While Gary Sokolov could not be contacted for this story, he told Kovach recently that the woman in the photo did not look like the one he had met with his mother.

“The more I delve into this the more I am convinced that the beautiful woman with the long black hair spoken of by Sokolov in his Shoah interview was not my stepmother,” says Kovach, who has questioned other inconsistencies.

In his 1996 testimony, for example­, Sokolov said he had visited the beautiful woman after the war in Paris. “She was living in King George hotel, very luxurious, she was married, she had a boyfriend, a very rich boyfriend, and her husband … the boyfriend gave him a job, which he went all over Europe and bought tanks.”

But Kovach says his stepmother only visited Paris once — for a few days in 1968, during the brief period of the Prague Spring in which she and her husband, Ivan, were able to travel.

“They certainly weren’t staying at the George V,” he says of the luxurious Parisian hotel to which Sokolov was presumably referring. “They had no hard currenc­y.

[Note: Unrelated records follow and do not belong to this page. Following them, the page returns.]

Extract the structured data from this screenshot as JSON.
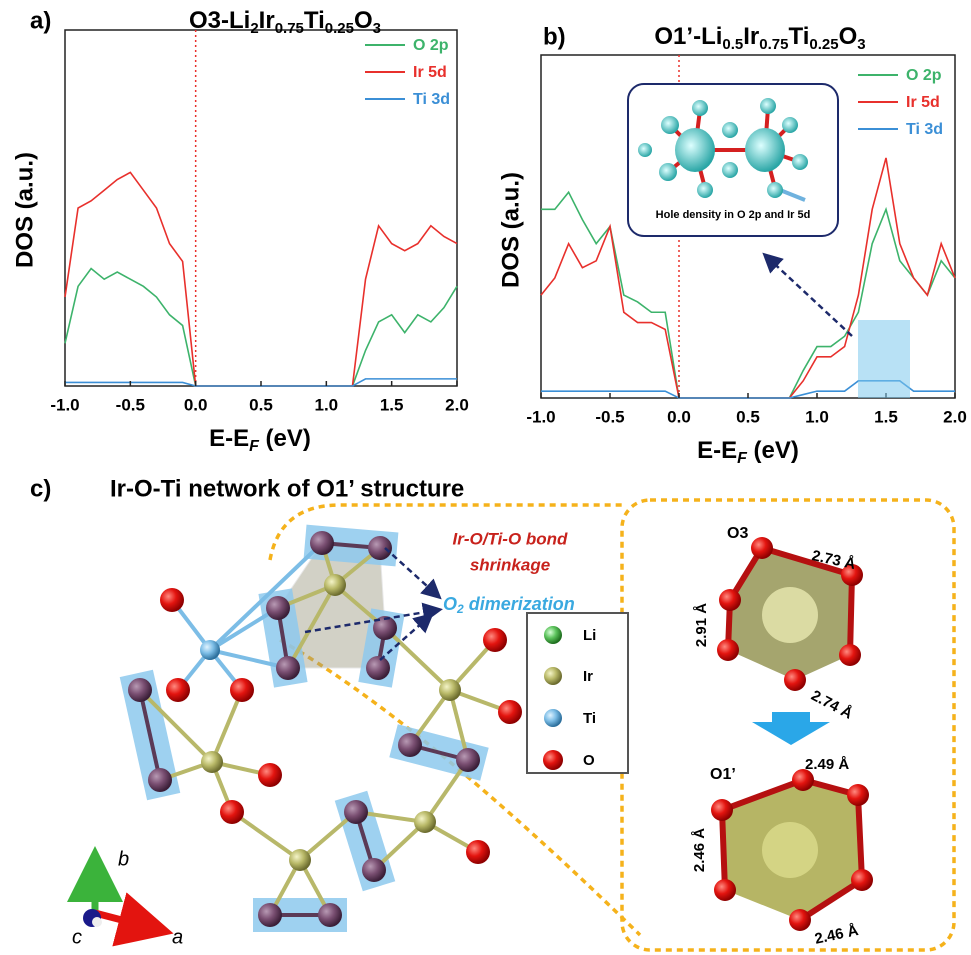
{
  "chart_data": [
    {
      "type": "line",
      "panel_label": "a)",
      "title": [
        "O3-Li",
        "2",
        "Ir",
        "0.75",
        "Ti",
        "0.25",
        "O",
        "3"
      ],
      "x_label": [
        "E-E",
        "F",
        " (eV)"
      ],
      "y_label": "DOS (a.u.)",
      "fermi_level": 0,
      "x": [
        -1,
        -0.9,
        -0.8,
        -0.7,
        -0.6,
        -0.5,
        -0.4,
        -0.3,
        -0.2,
        -0.1,
        0,
        0.1,
        0.2,
        0.3,
        0.4,
        0.5,
        0.6,
        0.7,
        0.8,
        0.9,
        1,
        1.1,
        1.2,
        1.3,
        1.4,
        1.5,
        1.6,
        1.7,
        1.8,
        1.9,
        2
      ],
      "series": [
        {
          "name": "O 2p",
          "color": "#3db36b",
          "values": [
            12,
            28,
            33,
            30,
            32,
            30,
            28,
            25,
            20,
            17,
            0,
            0,
            0,
            0,
            0,
            0,
            0,
            0,
            0,
            0,
            0,
            0,
            0,
            10,
            18,
            20,
            15,
            20,
            18,
            22,
            28
          ]
        },
        {
          "name": "Ir 5d",
          "color": "#e8302c",
          "values": [
            25,
            50,
            52,
            55,
            58,
            60,
            55,
            50,
            40,
            35,
            0,
            0,
            0,
            0,
            0,
            0,
            0,
            0,
            0,
            0,
            0,
            0,
            0,
            30,
            45,
            40,
            38,
            40,
            45,
            42,
            40
          ]
        },
        {
          "name": "Ti 3d",
          "color": "#3b8fd6",
          "values": [
            1,
            1,
            1,
            1,
            1,
            1,
            1,
            1,
            1,
            1,
            0,
            0,
            0,
            0,
            0,
            0,
            0,
            0,
            0,
            0,
            0,
            0,
            0,
            2,
            2,
            2,
            2,
            2,
            2,
            2,
            2
          ]
        }
      ],
      "xlim": [
        -1,
        2
      ],
      "ylim": [
        0,
        100
      ],
      "xticks": [
        {
          "value": -1,
          "label": "-1.0"
        },
        -0.5,
        {
          "value": 0,
          "label": "0.0"
        },
        0.5,
        {
          "value": 1,
          "label": "1.0"
        },
        1.5,
        {
          "value": 2,
          "label": "2.0"
        }
      ]
    },
    {
      "type": "line",
      "panel_label": "b)",
      "title": [
        "O1’-Li",
        "0.5",
        "Ir",
        "0.75",
        "Ti",
        "0.25",
        "O",
        "3"
      ],
      "x_label": [
        "E-E",
        "F",
        " (eV)"
      ],
      "y_label": "DOS (a.u.)",
      "fermi_level": 0,
      "inset_caption": "Hole density in O 2p and Ir 5d",
      "x": [
        -1,
        -0.9,
        -0.8,
        -0.7,
        -0.6,
        -0.5,
        -0.4,
        -0.3,
        -0.2,
        -0.1,
        0,
        0.1,
        0.2,
        0.3,
        0.4,
        0.5,
        0.6,
        0.7,
        0.8,
        0.9,
        1,
        1.1,
        1.2,
        1.3,
        1.4,
        1.5,
        1.6,
        1.7,
        1.8,
        1.9,
        2
      ],
      "series": [
        {
          "name": "O 2p",
          "color": "#3db36b",
          "values": [
            55,
            55,
            60,
            52,
            45,
            50,
            30,
            28,
            25,
            25,
            0,
            0,
            0,
            0,
            0,
            0,
            0,
            0,
            0,
            8,
            15,
            15,
            18,
            25,
            45,
            55,
            40,
            35,
            30,
            40,
            35
          ]
        },
        {
          "name": "Ir 5d",
          "color": "#e8302c",
          "values": [
            30,
            35,
            45,
            38,
            40,
            50,
            25,
            22,
            22,
            20,
            0,
            0,
            0,
            0,
            0,
            0,
            0,
            0,
            0,
            5,
            12,
            12,
            15,
            30,
            55,
            70,
            45,
            35,
            30,
            45,
            35
          ]
        },
        {
          "name": "Ti 3d",
          "color": "#3b8fd6",
          "values": [
            2,
            2,
            2,
            2,
            2,
            2,
            2,
            2,
            2,
            2,
            0,
            0,
            0,
            0,
            0,
            0,
            0,
            0,
            0,
            1,
            2,
            2,
            2,
            5,
            5,
            5,
            5,
            2,
            2,
            2,
            2
          ]
        }
      ],
      "xlim": [
        -1,
        2
      ],
      "ylim": [
        0,
        100
      ],
      "xticks": [
        {
          "value": -1,
          "label": "-1.0"
        },
        -0.5,
        {
          "value": 0,
          "label": "0.0"
        },
        0.5,
        {
          "value": 1,
          "label": "1.0"
        },
        1.5,
        {
          "value": 2,
          "label": "2.0"
        }
      ]
    }
  ],
  "diagram": {
    "panel_label": "c)",
    "title": "Ir-O-Ti network of O1’ structure",
    "shrinkage": [
      "Ir-O/Ti-O bond",
      "shrinkage"
    ],
    "dimerization": [
      "O",
      "2",
      " dimerization"
    ],
    "legend": [
      "Li",
      "Ir",
      "Ti",
      "O"
    ],
    "axes": [
      "b",
      "a",
      "c"
    ],
    "o3": {
      "label": "O3",
      "distances": [
        "2.73 Å",
        "2.91 Å",
        "2.74 Å"
      ]
    },
    "o1": {
      "label": "O1’",
      "distances": [
        "2.49 Å",
        "2.46 Å",
        "2.46 Å"
      ]
    }
  }
}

In their suitcase, for their one trip to Europe, they took food with them because they couldn’t afford eating out.”

The Weekend Australian is not suggesting Morris has acted inappropriately, only that Klein’s family says she may have made a mistake.

Kovach is Klein’s closest known relative. In April, six months before Cilka’s Journey was published, he was visited at his home in California by Morris, who was seeking photos and asked him to write an afterword to the book — both of which he declined. “Did she ask me anything about my stepmother? No, I don’t think she did,” he says.

Neither Morris nor her pub­licist responded to requests for a comment.